Je voudrais bannir les pompes funèbres, il faut pleurer les hommes à leur naissance et non pas à leur mort. Montesquieu

Rien n’est plus banal que la mort. Rien n’est plus subitement cruel que cette désintégration de molécules qui survient dans les laboratoires humains, obligeant choses et gens vus à rejoindre un destin de poussière. Chirurgie majeure avec laquelle paradoxalement, il faut vivre et dont, parallèlement, on ne relève jamais comme si ce fut le prix à payer pour entrer dans le royaume de l’inconnu, dans le domaine de l’éternité.

Comme dit le poète: ” Je me sens moi-même mourir chaque fois qu’un être humain disparaît “. Mais l’intolérable souffrance qui en résulte se décuple, se démultiplie quand c’est un frère qui tombe ou un compagnon de tous les instants qui s’en va. Et l’on se retrouve en train de “décrire sans art un mort qu’on pleure sans feinte”. Fritz ,ce géant qui se tenait toujours dans la contemplation du Ciel plutôt que dans le voisinage des marécages putrides ou évolue la faune politique haïtienne est parti sans tambour ni trompette Néanmoins, comme tout être humain fait de boue et de parfum, il fut sujet à l’erreur. Comme tout mâle haïtien, il connut des faiblesses impardonnables. Mais dans tous les sentiers où il s’engagea, sur tous les sols qu’il foulait de ses pas de géant, il dégageait plutôt le parfum enivrant de la générosité et de la solidarité qui ravissait les narines de ceux qui avaient le privilège de l’approcher. Homme de parole, il allait toujours au bout de son engagement, car, à l’instar de Fénelon, il avait toujours su que” : Rien n’est plus méprisable qu’un parleur de métier qui fait de ses paroles ce qu’un charlatan fait de ses remèdes.

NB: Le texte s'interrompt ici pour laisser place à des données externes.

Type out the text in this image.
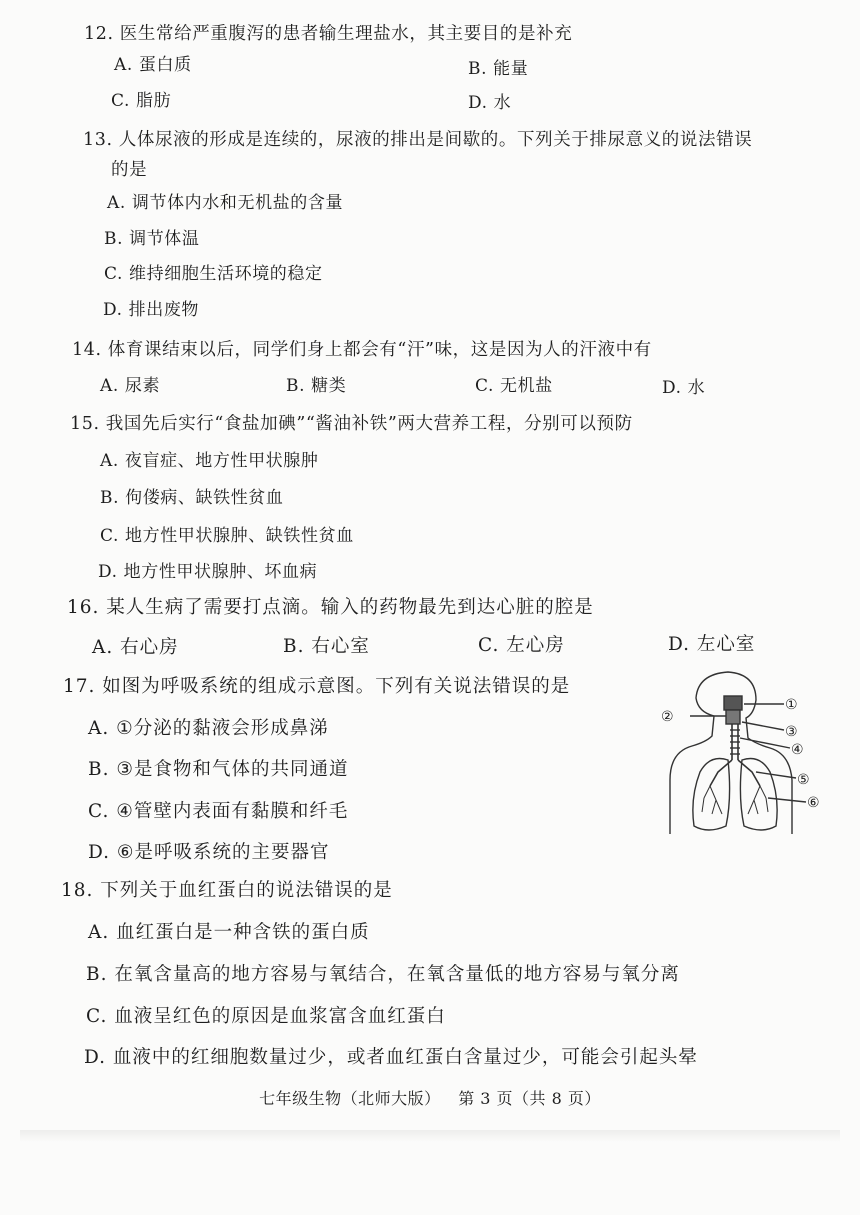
12. 医生常给严重腹泻的患者输生理盐水，其主要目的是补充
A. 蛋白质	B. 能量
C. 脂肪	D. 水
13. 人体尿液的形成是连续的，尿液的排出是间歇的。下列关于排尿意义的说法错误
的是
A. 调节体内水和无机盐的含量
B. 调节体温
C. 维持细胞生活环境的稳定
D. 排出废物
14. 体育课结束以后，同学们身上都会有“汗”味，这是因为人的汗液中有
A. 尿素	B. 糖类	C. 无机盐	D. 水
15. 我国先后实行“食盐加碘”“酱油补铁”两大营养工程，分别可以预防
A. 夜盲症、地方性甲状腺肿
B. 佝偻病、缺铁性贫血
C. 地方性甲状腺肿、缺铁性贫血
D. 地方性甲状腺肿、坏血病
16. 某人生病了需要打点滴。输入的药物最先到达心脏的腔是
A. 右心房	B. 右心室	C. 左心房	D. 左心室
17. 如图为呼吸系统的组成示意图。下列有关说法错误的是
A. ①分泌的黏液会形成鼻涕
B. ③是食物和气体的共同通道
C. ④管壁内表面有黏膜和纤毛
D. ⑥是呼吸系统的主要器官
①
②
③
④
⑤
⑥
18. 下列关于血红蛋白的说法错误的是
A. 血红蛋白是一种含铁的蛋白质
B. 在氧含量高的地方容易与氧结合，在氧含量低的地方容易与氧分离
C. 血液呈红色的原因是血浆富含血红蛋白
D. 血液中的红细胞数量过少，或者血红蛋白含量过少，可能会引起头晕
七年级生物（北师大版） 第 3 页（共 8 页）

La nouvelle de ta mort Fritz, est tombée comme un coup de tonnerre dans un ciel affligé par les nuages depuis que les cyclones, les ouragans ont remplacé les alizés et les brises tropicales dans ce morceau d’île des Caraïbes. La nouvelle est tombée inattendue, bizarre: Un homme de valeur s’en est allé. Ah! Oui, le Nord-Ouest d’Haïti est resté ce coin de terre chargé d’histoires et de personnages historiques. Autant il compte de salauds dans ses rangs, autant il enregistre des hommes de valeur capables de contrebalancer l’action des destructeurs d’histoire de la horde des antisociaux dont les tentacules immondes sont encore en train d’agiter les eaux calmes. Dans la foulée des faiseurs de patrie, Fritz a poussé l’exemplarité jusqu’à devenir un modèle pour ce bout de société.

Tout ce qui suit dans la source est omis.